"Blessed Are The Dead"
On July 23, "Mother" fell asleep in Jesus to await his coming. After more than four years of great suffering she was released from all pain, and went to be with him whom she has deeply loved and served for about seventy-five years. During her more than four years of great suffering, I was by her side day and night. Gall bladder disease (not stone), hardening of the arteries, and heart ailment brought on the most intense suffering.
It was on December 29, 1884, nearly seventy-two years ago, that I met Minnie Showalter for the first time. How vividly I recall that hour! Standing some ten feet distant, I happened to turn my face toward where she was standing. Our eyes met and held as if by magic for a moment. Were I an artist, I could even now, after nearly seventy-two years, paint that unforgettable face, and even the dress she was wearing. I could not see her clearer if she were right now standing before me as she did in that solemn and sacred moment when first we met. The face was a true likeness of maidenly modesty and purity. During our long life together never once did I hear a coarse word fall from her lips; not once did she violate the rule of womanly modesty.
One year after we first met, we pledged ourselves to each other as husband and wife. For nearly seventy-one years we shared our joys and bore our grief's — together. We laughed together; we read God's word together; we prayed together; and together we worshipped Him whom we sought to serve. During these last thirty years, since our children had grown up and gone out from the home, our lives have been the closest and sweetest of all the long sojourn together. Often in the evening, as we sat close together, and as the evening shadows closed down to enfold us, we talked of our children and their welfare, Yes, I am not ashamed to say that we often found ourselves holding hands and talking in tender tones as in the days of our youth. The love of youth was sweet, but it could not be sweeter than this. And most important of all, we talked much about the "land that is fairer than day." We wondered how our time would be spent, and if we would know each other in that glorious land. On this we formed no opinion. We simply said that what is best, God will provide. His provision will be all that we could ask or desire.
I am sure that I have never known any one who was as impartial toward her children as "Mother" was. It was only the one who happened to be sick or otherwise in need of sympathy that received her closest attention. She more nearly loved every body, yes, loved, than any one whom I have ever known. And with few exceptions, possibly, all who knew her loved her. Sympathy, kindness, tender acts characterized her life. No one whom I have ever known loved the word of the Lord, and the hour of worship, more sincerely. And what has been a marvel to me is that for nearly seventy years she remained to the last about the most appreciative listener I had.

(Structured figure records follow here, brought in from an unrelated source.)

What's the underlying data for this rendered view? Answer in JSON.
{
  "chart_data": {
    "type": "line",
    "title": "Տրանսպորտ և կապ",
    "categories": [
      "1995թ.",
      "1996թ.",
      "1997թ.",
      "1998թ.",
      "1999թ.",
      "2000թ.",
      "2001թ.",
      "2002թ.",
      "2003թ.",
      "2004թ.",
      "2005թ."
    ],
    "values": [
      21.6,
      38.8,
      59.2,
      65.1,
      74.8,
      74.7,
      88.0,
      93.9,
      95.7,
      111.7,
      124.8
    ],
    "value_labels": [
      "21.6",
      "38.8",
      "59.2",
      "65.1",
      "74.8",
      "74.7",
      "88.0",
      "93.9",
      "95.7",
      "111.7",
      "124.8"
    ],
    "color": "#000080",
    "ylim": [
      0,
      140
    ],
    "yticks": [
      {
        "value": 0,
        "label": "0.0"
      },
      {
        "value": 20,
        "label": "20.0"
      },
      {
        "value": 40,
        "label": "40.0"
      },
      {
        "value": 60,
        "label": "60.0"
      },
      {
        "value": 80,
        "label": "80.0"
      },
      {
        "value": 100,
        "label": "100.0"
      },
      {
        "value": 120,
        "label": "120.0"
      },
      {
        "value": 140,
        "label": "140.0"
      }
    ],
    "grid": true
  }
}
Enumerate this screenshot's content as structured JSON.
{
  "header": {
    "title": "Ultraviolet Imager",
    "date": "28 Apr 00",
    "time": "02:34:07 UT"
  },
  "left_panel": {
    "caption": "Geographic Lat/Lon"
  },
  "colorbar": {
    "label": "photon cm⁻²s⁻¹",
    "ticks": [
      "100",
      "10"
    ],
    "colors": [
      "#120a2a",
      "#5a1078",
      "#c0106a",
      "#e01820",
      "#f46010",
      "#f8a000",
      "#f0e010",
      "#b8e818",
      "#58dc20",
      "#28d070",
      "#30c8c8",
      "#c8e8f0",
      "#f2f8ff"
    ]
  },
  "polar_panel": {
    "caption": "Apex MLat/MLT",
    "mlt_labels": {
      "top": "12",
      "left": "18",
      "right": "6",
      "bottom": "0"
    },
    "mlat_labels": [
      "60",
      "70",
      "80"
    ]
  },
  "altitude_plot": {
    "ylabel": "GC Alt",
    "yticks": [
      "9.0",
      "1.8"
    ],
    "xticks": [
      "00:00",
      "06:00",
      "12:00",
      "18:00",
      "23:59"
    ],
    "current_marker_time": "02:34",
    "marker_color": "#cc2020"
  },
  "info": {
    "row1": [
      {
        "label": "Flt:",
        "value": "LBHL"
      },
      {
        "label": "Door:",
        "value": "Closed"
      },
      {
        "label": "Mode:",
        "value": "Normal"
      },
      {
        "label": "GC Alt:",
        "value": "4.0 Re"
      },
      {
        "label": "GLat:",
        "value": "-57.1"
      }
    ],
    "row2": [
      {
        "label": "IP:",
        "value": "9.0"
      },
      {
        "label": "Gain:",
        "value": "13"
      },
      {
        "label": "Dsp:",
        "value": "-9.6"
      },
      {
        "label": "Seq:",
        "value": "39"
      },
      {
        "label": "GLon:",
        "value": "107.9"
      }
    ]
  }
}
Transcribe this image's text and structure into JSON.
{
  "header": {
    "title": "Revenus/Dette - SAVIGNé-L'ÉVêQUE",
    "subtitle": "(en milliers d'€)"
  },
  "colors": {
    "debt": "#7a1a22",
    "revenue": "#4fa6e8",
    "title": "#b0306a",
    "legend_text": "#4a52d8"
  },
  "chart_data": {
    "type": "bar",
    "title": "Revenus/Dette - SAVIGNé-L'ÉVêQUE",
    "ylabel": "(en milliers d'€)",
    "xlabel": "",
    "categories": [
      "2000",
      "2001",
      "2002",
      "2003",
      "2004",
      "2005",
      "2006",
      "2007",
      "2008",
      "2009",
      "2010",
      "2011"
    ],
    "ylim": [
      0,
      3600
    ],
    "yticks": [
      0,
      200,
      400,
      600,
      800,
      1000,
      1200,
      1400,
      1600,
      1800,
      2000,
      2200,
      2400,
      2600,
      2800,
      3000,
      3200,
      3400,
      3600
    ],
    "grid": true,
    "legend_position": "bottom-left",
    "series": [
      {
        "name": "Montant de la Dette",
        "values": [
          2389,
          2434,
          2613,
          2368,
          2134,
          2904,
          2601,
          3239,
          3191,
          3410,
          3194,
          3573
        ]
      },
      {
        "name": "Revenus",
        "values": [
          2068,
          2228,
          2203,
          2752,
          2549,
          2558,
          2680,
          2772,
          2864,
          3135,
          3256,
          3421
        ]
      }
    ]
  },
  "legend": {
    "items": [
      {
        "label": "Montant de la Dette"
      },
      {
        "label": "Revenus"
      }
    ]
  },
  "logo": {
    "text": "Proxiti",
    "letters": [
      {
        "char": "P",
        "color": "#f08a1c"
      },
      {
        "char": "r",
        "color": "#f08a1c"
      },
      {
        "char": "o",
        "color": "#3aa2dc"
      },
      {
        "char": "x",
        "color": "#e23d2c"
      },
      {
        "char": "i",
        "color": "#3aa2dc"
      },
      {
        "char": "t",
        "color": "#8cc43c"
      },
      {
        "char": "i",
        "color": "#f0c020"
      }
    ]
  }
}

Two hearts that beat as one for more than seventy years have now been severed, and mine is left torn and bleeding. "Mother" is not over in Highland Cemetery; no, she is with the angels and is happy.
What of me? The calendar says I will soon be ninety. The doctor says, "You are as sound as a teen-ager." But of course I do not have the strength of a youth. I think I would like to lie down and go to sleep and wake up on the other side. But the will of the Lord is mine. I have never lived in the past. Even now I still have much planned to do if it be His will. The Lord said, "Be thou faithful unto death, and I will give thee a crown of life." This, by His help, I shall endeavor to do.